--D'où me vient cette émotion étrange! se murmura le bombero à lui-même.

Les grands yeux noirs de la jeune fille, dont la taille se pliait comme un roseau, avaient une expression de douceur et de tristesse. Elle était vêtue à la mode des femmes pehuenches. Le quedeto de laine s'enroulait autour de son corps, assujetti sur ses épaules par deux épingles d'argent, et sur ses membres par un kepike ou une ceinture de soie large de six pouces et serrée par une boucle. Les deux coins d'un pilken carré, comme un manteau, s'attachaient sur la poitrine par un topu orné d'une magnifique tête en or. Elle avait au cou deux échepels (colliers) de verroterie, et à chacun des ses bras quatre charrecur de perles de verre et de grains d'argent soufflé. Ses longs cheveux noirs se divisaient au milieu de la tête en deux queues tressées et guirlandées de rubans bleus qui flottaient sur ses épaules et se terminaient par de petits grelots. Elle était coiffée d'une luchu ou bonnet conique de perles de verre de couleur bleue et rouge.

A cette gracieuse apparition, les Indiens, qui sont très-friands de femmes blanches, ne purent, malgré leur impassibilité naturelle, retenir un murmure d'admiration.

Sur un signe du matchi, la cérémonie commença. Les deux vieilles Indiennes battirent le tambour, pendant que les assistants, guidés par le sorcier, entonnèrent une chanson symbolique en dansant autour de la captive.

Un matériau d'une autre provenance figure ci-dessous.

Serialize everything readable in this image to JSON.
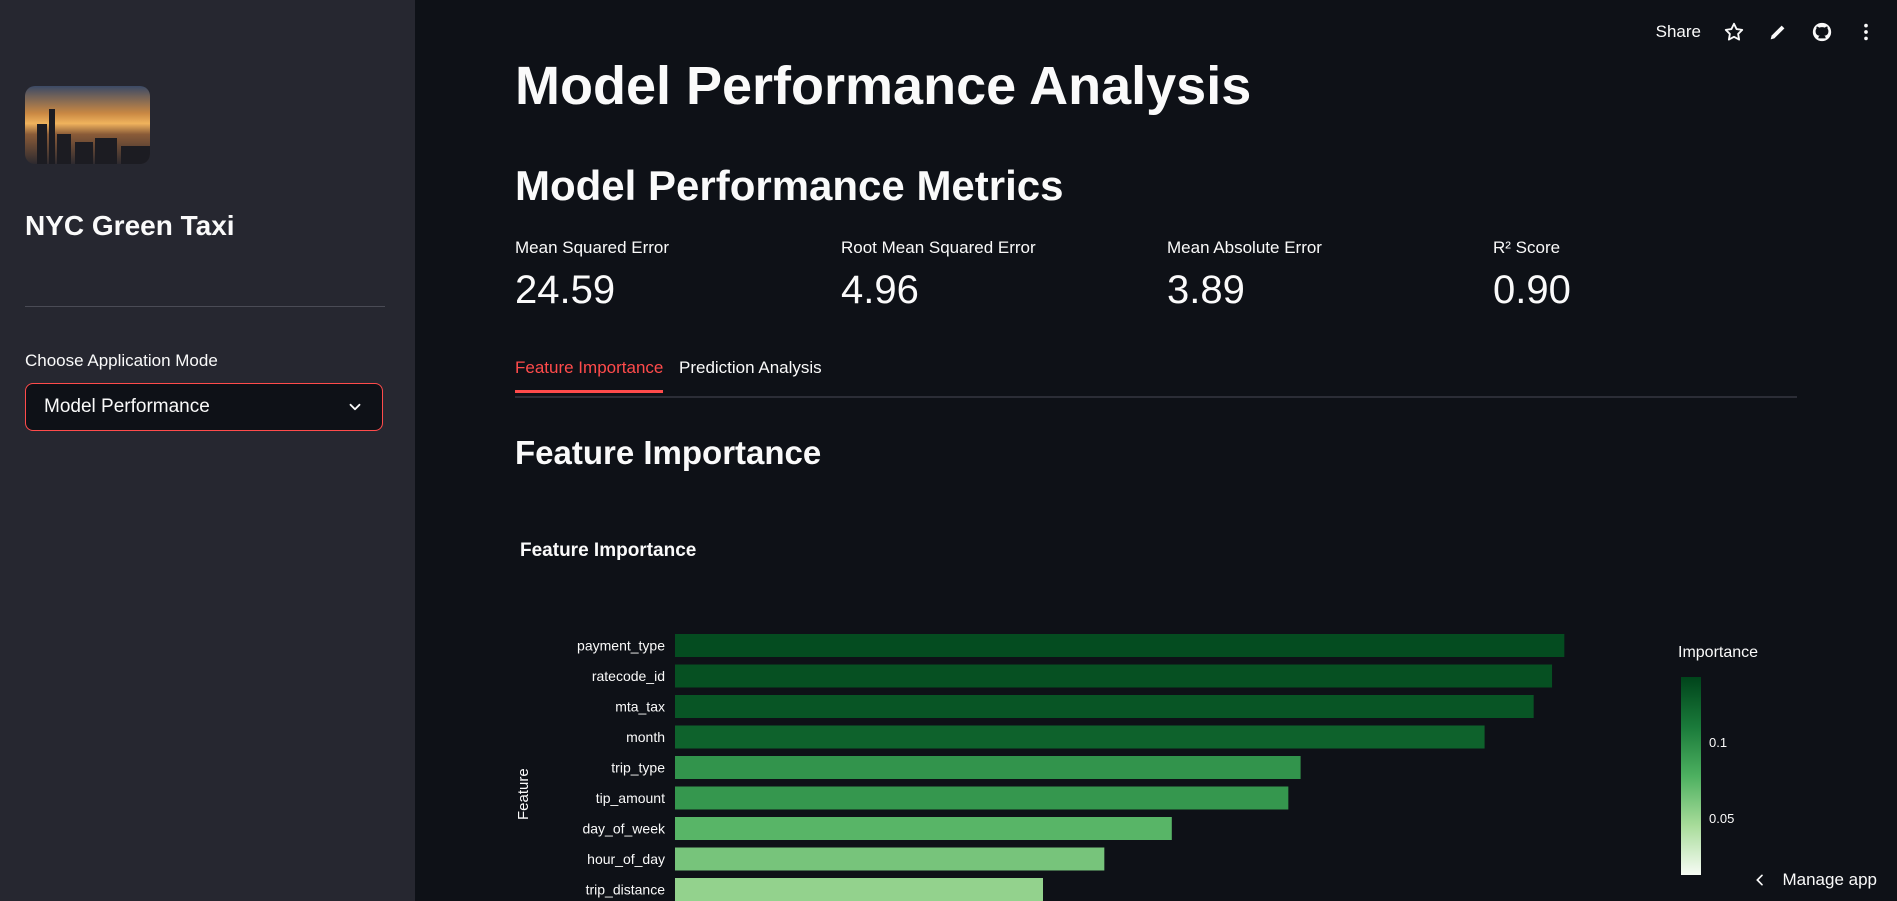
{
  "sidebar": {
    "app_title": "NYC Green Taxi",
    "mode_label": "Choose Application Mode",
    "mode_value": "Model Performance"
  },
  "toolbar": {
    "share": "Share",
    "icons": [
      "star-icon",
      "pencil-icon",
      "github-icon",
      "more-vertical-icon"
    ]
  },
  "main": {
    "title": "Model Performance Analysis",
    "metrics_title": "Model Performance Metrics",
    "metrics": [
      {
        "label": "Mean Squared Error",
        "value": "24.59"
      },
      {
        "label": "Root Mean Squared Error",
        "value": "4.96"
      },
      {
        "label": "Mean Absolute Error",
        "value": "3.89"
      },
      {
        "label": "R² Score",
        "value": "0.90"
      }
    ],
    "tabs": [
      {
        "label": "Feature Importance",
        "active": true
      },
      {
        "label": "Prediction Analysis",
        "active": false
      }
    ],
    "section_title": "Feature Importance"
  },
  "chart_data": {
    "type": "bar",
    "orientation": "horizontal",
    "title": "Feature Importance",
    "ylabel": "Feature",
    "xlabel": "",
    "categories": [
      "payment_type",
      "ratecode_id",
      "mta_tax",
      "month",
      "trip_type",
      "tip_amount",
      "day_of_week",
      "hour_of_day",
      "trip_distance"
    ],
    "values": [
      0.145,
      0.143,
      0.14,
      0.132,
      0.102,
      0.1,
      0.081,
      0.07,
      0.06
    ],
    "colorbar": {
      "title": "Importance",
      "ticks": [
        "0.1",
        "0.05"
      ],
      "colorscale": "Greens"
    },
    "colors": {
      "low": "#f7fcf5",
      "high": "#00441b"
    }
  },
  "footer": {
    "manage_app": "Manage app"
  }
}
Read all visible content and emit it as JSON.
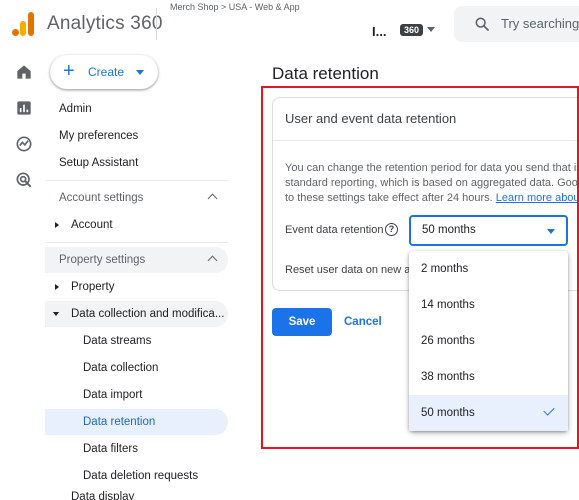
{
  "topbar": {
    "app_name": "Analytics 360",
    "breadcrumb": "Merch Shop > USA - Web & App",
    "account_name": "I...",
    "account_badge": "360",
    "search_placeholder": "Try searching"
  },
  "rail": {
    "items": [
      {
        "icon": "home-icon"
      },
      {
        "icon": "reports-icon"
      },
      {
        "icon": "explore-icon"
      },
      {
        "icon": "advertising-icon"
      }
    ]
  },
  "sidebar": {
    "create_label": "Create",
    "admin": "Admin",
    "my_preferences": "My preferences",
    "setup_assistant": "Setup Assistant",
    "account_settings": "Account settings",
    "account": "Account",
    "property_settings": "Property settings",
    "property": "Property",
    "data_collection_mod": "Data collection and modifica...",
    "data_streams": "Data streams",
    "data_collection": "Data collection",
    "data_import": "Data import",
    "data_retention": "Data retention",
    "data_filters": "Data filters",
    "data_deletion": "Data deletion requests",
    "cut_off_item": "Data display"
  },
  "main": {
    "title": "Data retention",
    "card_title": "User and event data retention",
    "desc_line1": "You can change the retention period for data you send that is",
    "desc_line2": "standard reporting, which is based on aggregated data. Googl",
    "desc_line3": "to these settings take effect after 24 hours.",
    "learn_more": "Learn more about",
    "event_retention_label": "Event data retention",
    "event_retention_value": "50 months",
    "reset_label": "Reset user data on new ac",
    "save": "Save",
    "cancel": "Cancel"
  },
  "dropdown": {
    "options": [
      "2 months",
      "14 months",
      "26 months",
      "38 months",
      "50 months"
    ],
    "selected": "50 months"
  },
  "colors": {
    "accent": "#1a73e8",
    "highlight": "#e8131b",
    "selected_bg": "#e8f0fe"
  }
}
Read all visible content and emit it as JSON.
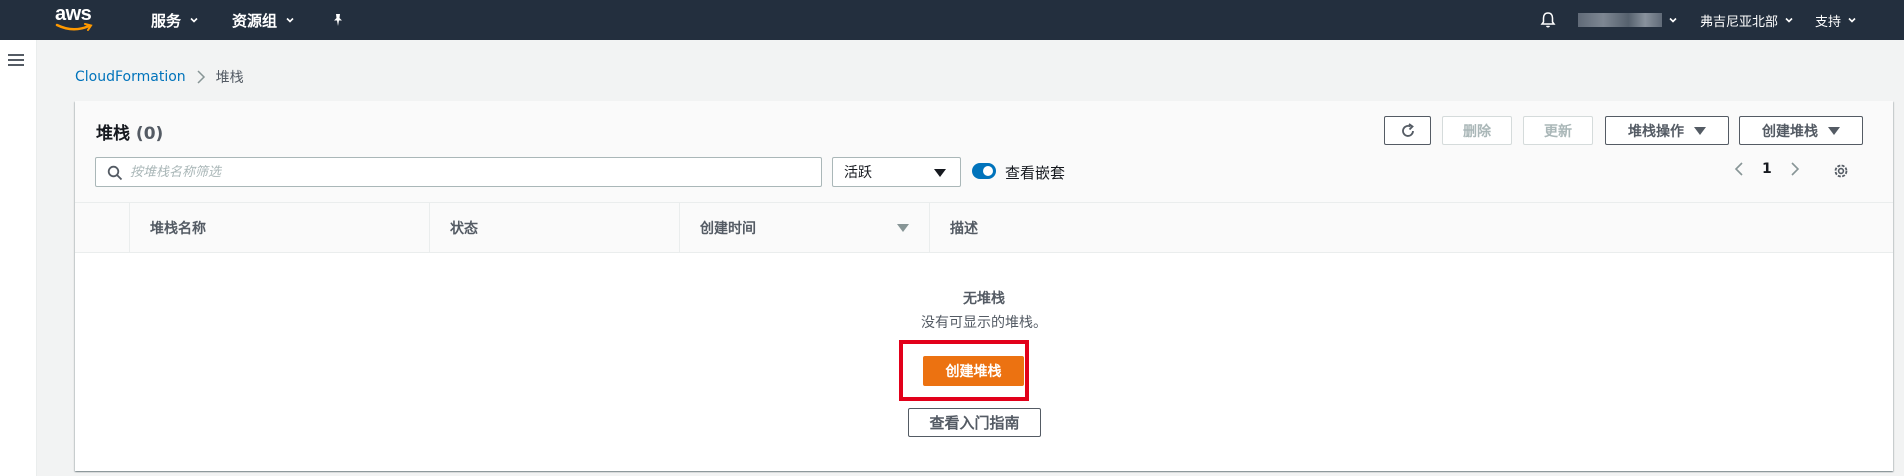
{
  "topnav": {
    "logo_text": "aws",
    "services_label": "服务",
    "resource_groups_label": "资源组",
    "pin_icon": "pin-icon",
    "bell_icon": "bell-icon",
    "region_label": "弗吉尼亚北部",
    "support_label": "支持"
  },
  "breadcrumb": {
    "root": "CloudFormation",
    "current": "堆栈"
  },
  "panel": {
    "title": "堆栈",
    "count": "(0)",
    "refresh_icon": "refresh-icon",
    "delete_label": "删除",
    "update_label": "更新",
    "stack_actions_label": "堆栈操作",
    "create_stack_label": "创建堆栈",
    "search_placeholder": "按堆栈名称筛选",
    "status_filter_value": "活跃",
    "nested_toggle_label": "查看嵌套",
    "nested_toggle_on": true,
    "page_number": "1"
  },
  "table": {
    "columns": [
      "堆栈名称",
      "状态",
      "创建时间",
      "描述"
    ]
  },
  "empty_state": {
    "title": "无堆栈",
    "subtitle": "没有可显示的堆栈。",
    "create_button_label": "创建堆栈",
    "guide_button_label": "查看入门指南"
  },
  "colors": {
    "nav_bg": "#232f3e",
    "primary": "#ec7211",
    "link": "#0073bb",
    "highlight": "#e2001a"
  }
}
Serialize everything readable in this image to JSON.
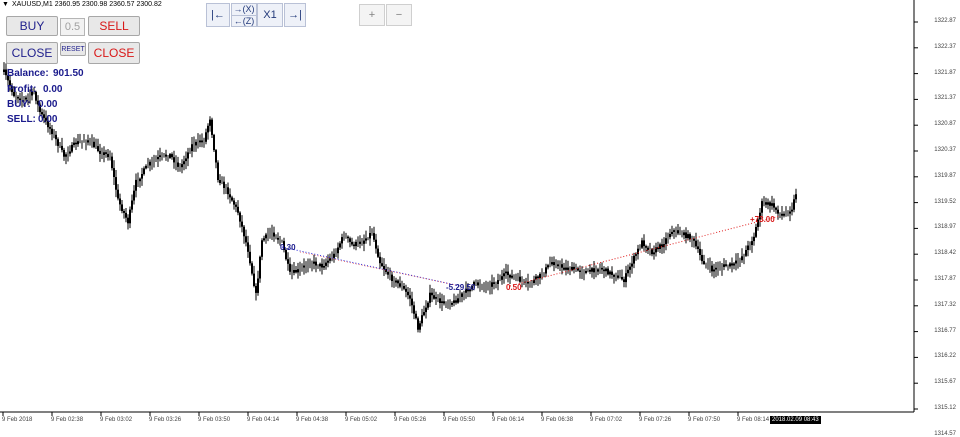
{
  "header": {
    "title": "XAUUSD,M1  2360.95 2300.98 2360.57 2300.82"
  },
  "trade_panel": {
    "buy_label": "BUY",
    "sell_label": "SELL",
    "lot_value": "0.5",
    "close_buy_label": "CLOSE",
    "reset_label": "RESET",
    "close_sell_label": "CLOSE"
  },
  "nav": {
    "first_label": "|←",
    "next_label": "→(X)",
    "prev_label": "←(Z)",
    "x1_label": "X1",
    "last_label": "→|",
    "zoom_in_label": "+",
    "zoom_out_label": "−"
  },
  "account": {
    "balance_label": "Balance:",
    "balance_value": "901.50",
    "profit_label": "Profit:",
    "profit_value": "0.00",
    "buy_label": "BUY:",
    "buy_value": "0.00",
    "sell_label": "SELL:",
    "sell_value": "0.00"
  },
  "chart_data": {
    "type": "bar",
    "price_axis": [
      "1322.87",
      "1322.37",
      "1321.87",
      "1321.37",
      "1320.87",
      "1320.37",
      "1319.87",
      "1319.52",
      "1318.97",
      "1318.42",
      "1317.87",
      "1317.32",
      "1316.77",
      "1316.22",
      "1315.67",
      "1315.12",
      "1314.57"
    ],
    "time_axis": [
      "9 Feb 2018",
      "9 Feb 02:38",
      "9 Feb 03:02",
      "9 Feb 03:26",
      "9 Feb 03:50",
      "9 Feb 04:14",
      "9 Feb 04:38",
      "9 Feb 05:02",
      "9 Feb 05:26",
      "9 Feb 05:50",
      "9 Feb 06:14",
      "9 Feb 06:38",
      "9 Feb 07:02",
      "9 Feb 07:26",
      "9 Feb 07:50",
      "9 Feb 08:14"
    ],
    "current_time": "2018.02.09 08:43",
    "trade_labels": [
      {
        "text": "0.30",
        "color": "#1a1a8c"
      },
      {
        "text": "-5.29.50",
        "color": "#1a1a8c"
      },
      {
        "text": "0.50",
        "color": "#d81818"
      },
      {
        "text": "+73.00",
        "color": "#d81818"
      }
    ],
    "colors": {
      "bar": "#000000",
      "trade_blue": "#2a2ad8",
      "trade_red": "#e02020",
      "grid": "#e0e0e0"
    }
  }
}
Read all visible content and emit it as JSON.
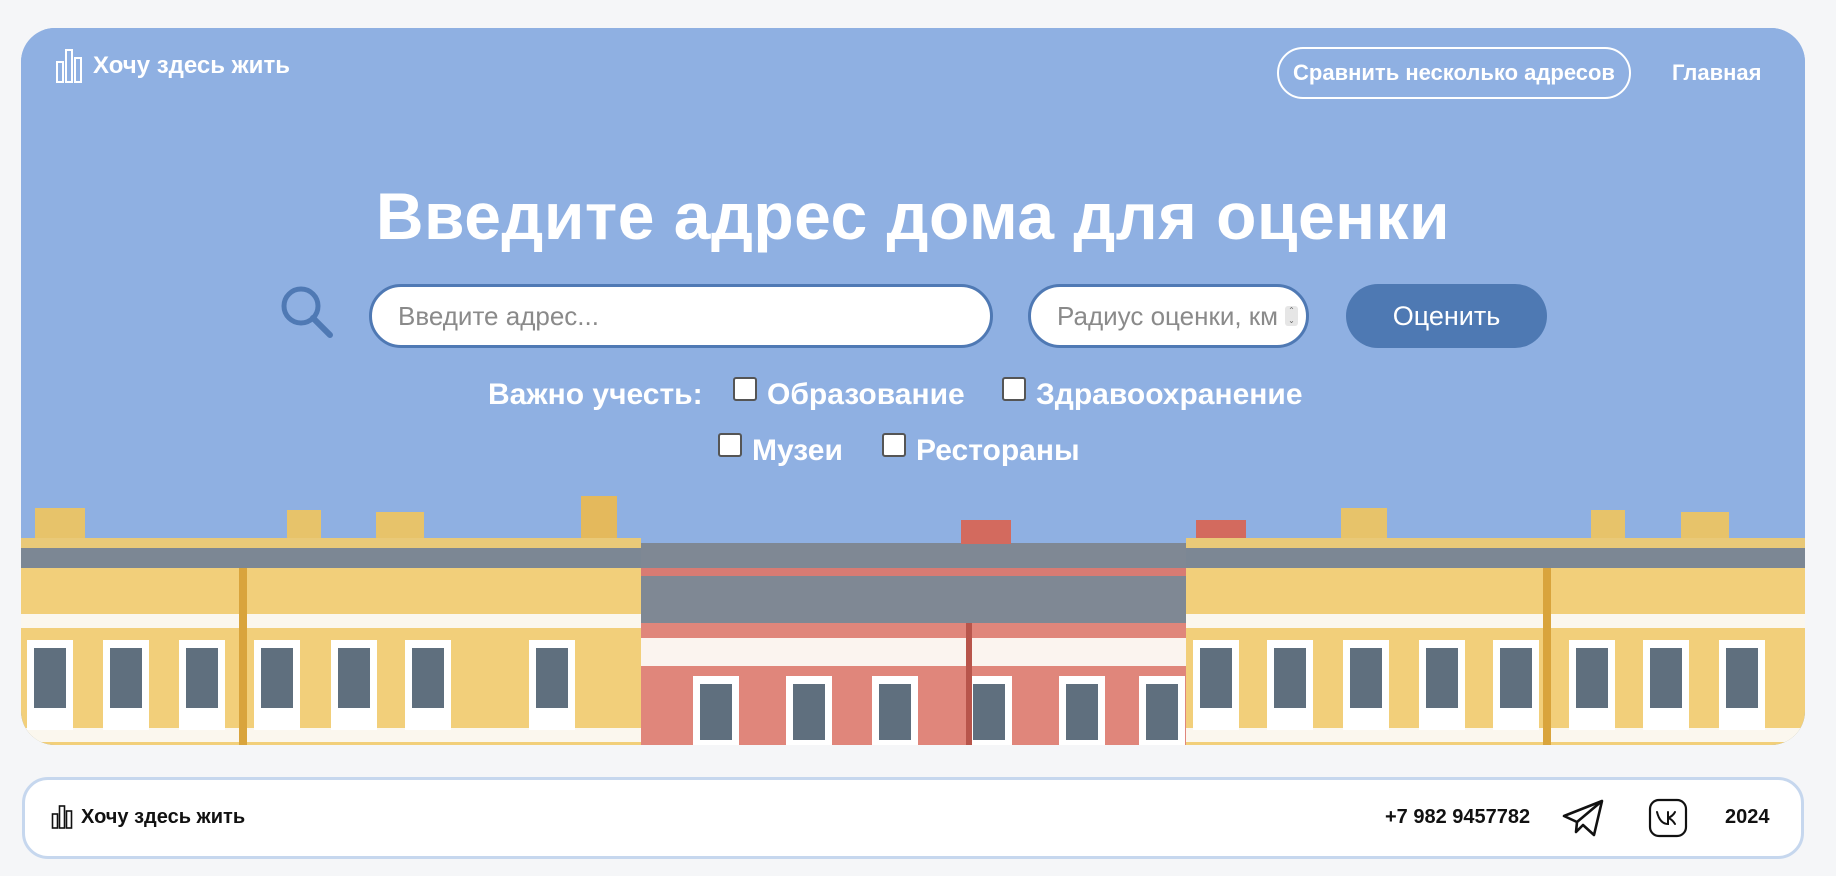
{
  "header": {
    "brand": "Хочу здесь жить",
    "compare_label": "Сравнить несколько адресов",
    "home_label": "Главная"
  },
  "hero": {
    "title": "Введите адрес дома для оценки",
    "address_placeholder": "Введите адрес...",
    "radius_placeholder": "Радиус оценки, км",
    "submit_label": "Оценить",
    "options_label": "Важно учесть:",
    "options": [
      {
        "label": "Образование",
        "checked": false
      },
      {
        "label": "Здравоохранение",
        "checked": false
      },
      {
        "label": "Музеи",
        "checked": false
      },
      {
        "label": "Рестораны",
        "checked": false
      }
    ]
  },
  "footer": {
    "brand": "Хочу здесь жить",
    "phone": "+7 982 9457782",
    "year": "2024"
  },
  "colors": {
    "sky": "#8fb0e2",
    "accent": "#4e79b3",
    "footer_border": "#c6d7ee"
  },
  "icons": [
    "bar-chart-logo-icon",
    "search-icon",
    "telegram-icon",
    "vk-icon"
  ]
}
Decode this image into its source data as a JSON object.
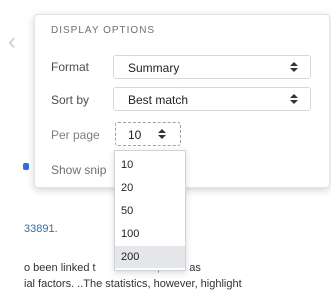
{
  "panel": {
    "title": "DISPLAY OPTIONS",
    "format": {
      "label": "Format",
      "value": "Summary"
    },
    "sort": {
      "label": "Sort by",
      "value": "Best match"
    },
    "per_page": {
      "label": "Per page",
      "value": "10"
    },
    "show_snippets_label": "Show snip"
  },
  "dropdown": {
    "options": [
      "10",
      "20",
      "50",
      "100",
      "200"
    ],
    "highlighted": "200"
  },
  "background": {
    "id_text": "33891.",
    "line1_a": "o been linked t",
    "line1_b": "ors, such as",
    "line2": "ial factors. ..The statistics, however, highlight"
  }
}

La danse cessa avec le chant; puis le matchi alluma un cigare, en huma la fumée et vint en parfumer par trois fois l'arbre, les animaux et la jeune fille, dont il découvrit aussitôt la poitrine. Il y appliqua sa bouche et se mit à sucer jusqu'à en exprimer le sang. La pauvre enfant faisait des efforts surhumains pour ne pas crier. Les danses, accompagnées de chant, recommencèrent, et les vieilles femmes tapaient sur leurs tambours à tour de bras. Sanchez, plein de compassion pour l'innocente victime de la superstition des Indiens, eut envie de voler à son secours.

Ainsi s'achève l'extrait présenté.